Der Lärm der Stadt nimmt mit jedem Meter ab. Es geht vorbei an kleinen Türen und Kochnischen, über geflochtene Körbe und Backsteinpyramiden, die die Kindern im Spiel angelegt hatten, bis ich endlich auf einen Ausgang treffe, der mit einer flachen Hecke verziert ist, die ich mit einem Hechtsprung hinter mir lasse. Ein paar Vögel begrüßen meine unerwartete Ankunft mit einem kurzen Pfeifkonzert. Ein beeindruckendes Schauspiel, dass mir in jeder anderen Situationen Muße gespendet hätte. Ich schwinge mich über ein paar Sträucher, passiere ein paar Dutzend Spalier stehende Bäume und finde mich auf einem feuchtem Waldweg wieder. Die Spuren sind noch frisch. Der Wald ist nicht sonderlich groß, also dauerte es nicht lange, bis ich an dessen Rand gelange, wo mich ein verlassener Flughafen erwartet. Ich wage einen kurzen Blick in mein Gepäck: Der wertvolle Inhalt ist noch verhanden und bis auf ein paar abgebröckelte Kanten unversehrt. Nichts darf mich daran hindern, die Tasche zurückzugeben, auch nicht unsere Verfolger.


Ich mache mich daran, das Flugfeld zu erkunden. In einem Stahlhangar entdecke ich in einem muffigen Holzverschlag eine Handvoll rostige Mofas. Die Reifen waren nur spärlich mit Luft versorgt, ein paar Lederstreifen baumeln gelangweilt am Sitz herunter. Ich werfe mich auf den Fusshebel für den Anlasser, die ersten zwei Versuche quittiert der Hobel mit einem müden Husten. Beim dritten Versuch knallen endlich die Kolben durch die Zylinder und der Motor springt an.

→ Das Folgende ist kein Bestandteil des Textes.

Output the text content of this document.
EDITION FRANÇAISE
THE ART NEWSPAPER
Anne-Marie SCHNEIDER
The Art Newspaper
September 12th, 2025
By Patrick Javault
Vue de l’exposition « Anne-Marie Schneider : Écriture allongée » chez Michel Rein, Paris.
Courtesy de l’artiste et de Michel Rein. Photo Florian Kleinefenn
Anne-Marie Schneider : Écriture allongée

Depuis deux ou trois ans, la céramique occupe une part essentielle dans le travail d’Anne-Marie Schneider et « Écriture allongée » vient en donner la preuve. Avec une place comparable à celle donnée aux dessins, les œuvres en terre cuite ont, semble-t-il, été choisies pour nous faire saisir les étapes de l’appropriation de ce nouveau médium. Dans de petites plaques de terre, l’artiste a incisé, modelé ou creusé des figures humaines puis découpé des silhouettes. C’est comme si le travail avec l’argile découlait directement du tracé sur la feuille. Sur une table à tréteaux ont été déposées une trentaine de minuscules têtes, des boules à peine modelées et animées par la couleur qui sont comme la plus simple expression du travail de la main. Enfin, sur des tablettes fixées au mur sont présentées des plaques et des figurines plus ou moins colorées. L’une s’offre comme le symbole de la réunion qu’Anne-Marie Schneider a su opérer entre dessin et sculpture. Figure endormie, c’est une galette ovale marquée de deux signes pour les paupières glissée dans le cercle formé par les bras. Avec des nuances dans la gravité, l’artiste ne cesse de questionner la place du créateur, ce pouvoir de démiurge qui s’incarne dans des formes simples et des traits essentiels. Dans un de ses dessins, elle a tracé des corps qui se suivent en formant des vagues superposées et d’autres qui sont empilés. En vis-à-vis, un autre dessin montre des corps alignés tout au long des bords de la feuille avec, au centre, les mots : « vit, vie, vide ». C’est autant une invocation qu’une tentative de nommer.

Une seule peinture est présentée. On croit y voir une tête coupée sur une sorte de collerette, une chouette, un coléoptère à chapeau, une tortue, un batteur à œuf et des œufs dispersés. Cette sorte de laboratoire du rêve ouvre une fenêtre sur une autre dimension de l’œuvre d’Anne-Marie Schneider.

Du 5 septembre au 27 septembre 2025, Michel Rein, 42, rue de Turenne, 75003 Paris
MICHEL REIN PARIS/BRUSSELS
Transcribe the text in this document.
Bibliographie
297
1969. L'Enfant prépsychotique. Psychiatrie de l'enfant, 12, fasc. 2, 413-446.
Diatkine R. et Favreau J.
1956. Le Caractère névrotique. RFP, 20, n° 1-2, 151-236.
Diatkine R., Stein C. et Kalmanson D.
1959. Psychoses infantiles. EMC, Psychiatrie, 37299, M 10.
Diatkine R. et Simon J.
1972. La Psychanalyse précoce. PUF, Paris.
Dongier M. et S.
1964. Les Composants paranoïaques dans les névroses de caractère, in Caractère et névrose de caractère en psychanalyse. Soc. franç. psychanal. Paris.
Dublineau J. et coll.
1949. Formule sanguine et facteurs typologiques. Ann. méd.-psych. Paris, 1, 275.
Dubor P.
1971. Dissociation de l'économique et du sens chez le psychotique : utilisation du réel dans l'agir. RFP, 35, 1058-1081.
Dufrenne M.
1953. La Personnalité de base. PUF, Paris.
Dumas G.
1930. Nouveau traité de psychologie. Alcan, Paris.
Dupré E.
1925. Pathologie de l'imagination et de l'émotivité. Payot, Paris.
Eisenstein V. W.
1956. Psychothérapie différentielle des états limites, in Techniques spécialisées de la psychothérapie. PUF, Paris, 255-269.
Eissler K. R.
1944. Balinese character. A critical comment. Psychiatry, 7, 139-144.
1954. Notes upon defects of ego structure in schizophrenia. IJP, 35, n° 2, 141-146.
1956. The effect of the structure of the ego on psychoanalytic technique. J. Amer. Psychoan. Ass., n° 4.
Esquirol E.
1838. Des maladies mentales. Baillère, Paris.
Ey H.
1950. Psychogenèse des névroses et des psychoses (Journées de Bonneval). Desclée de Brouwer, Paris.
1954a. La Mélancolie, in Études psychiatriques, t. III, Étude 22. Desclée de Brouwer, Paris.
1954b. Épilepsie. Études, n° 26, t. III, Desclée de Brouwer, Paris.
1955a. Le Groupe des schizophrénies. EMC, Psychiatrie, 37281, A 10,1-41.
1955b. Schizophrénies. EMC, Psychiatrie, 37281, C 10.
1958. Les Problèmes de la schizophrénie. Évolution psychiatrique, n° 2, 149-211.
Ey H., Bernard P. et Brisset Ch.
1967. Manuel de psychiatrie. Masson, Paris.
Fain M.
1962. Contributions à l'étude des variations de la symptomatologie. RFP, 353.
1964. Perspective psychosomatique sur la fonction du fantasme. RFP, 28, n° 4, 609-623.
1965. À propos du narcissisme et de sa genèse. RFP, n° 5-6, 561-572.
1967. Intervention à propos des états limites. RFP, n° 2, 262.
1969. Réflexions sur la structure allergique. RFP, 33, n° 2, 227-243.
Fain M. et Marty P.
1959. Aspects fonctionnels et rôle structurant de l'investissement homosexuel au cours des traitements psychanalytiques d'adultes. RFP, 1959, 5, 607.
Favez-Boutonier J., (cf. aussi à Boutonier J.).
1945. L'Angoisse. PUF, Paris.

Die Tasche vor meiner Brust jage ich auf dem staubigen Feuerstuhl den Hang hinter dem Hangar hinunter. Jeder Sprung über die Grasnaben führt zu einem kurzen Flug, der in eine schmerzende Landung mündet. Sand stiebt in alle Richtungen, dünne Äste peitschen mir ins Gesicht. Die Sträucher werfen mir Heidelbeeren entgegen, die dunkelblaue Flecken auf meiner zerschlissenen Jeans hinterlassen. Der kurze aber heftige Ritt endet abrupt an einem verlassenen Strand. Unten erwartet mich eine knurrende Gruppe von Seehunden, denen mein unangekündigter Besuch in ihrem sandigen Wohnzimmer wohl nicht ganz zu schmecken scheint. Ich weiß nicht, ob ich ihnen trauen kann oder sie mir nach dem Leben trachten, also schlage ich ein paar grobe Haken in den feinen Sand, um an ihnen vorbei zum Wasser zu gelangen.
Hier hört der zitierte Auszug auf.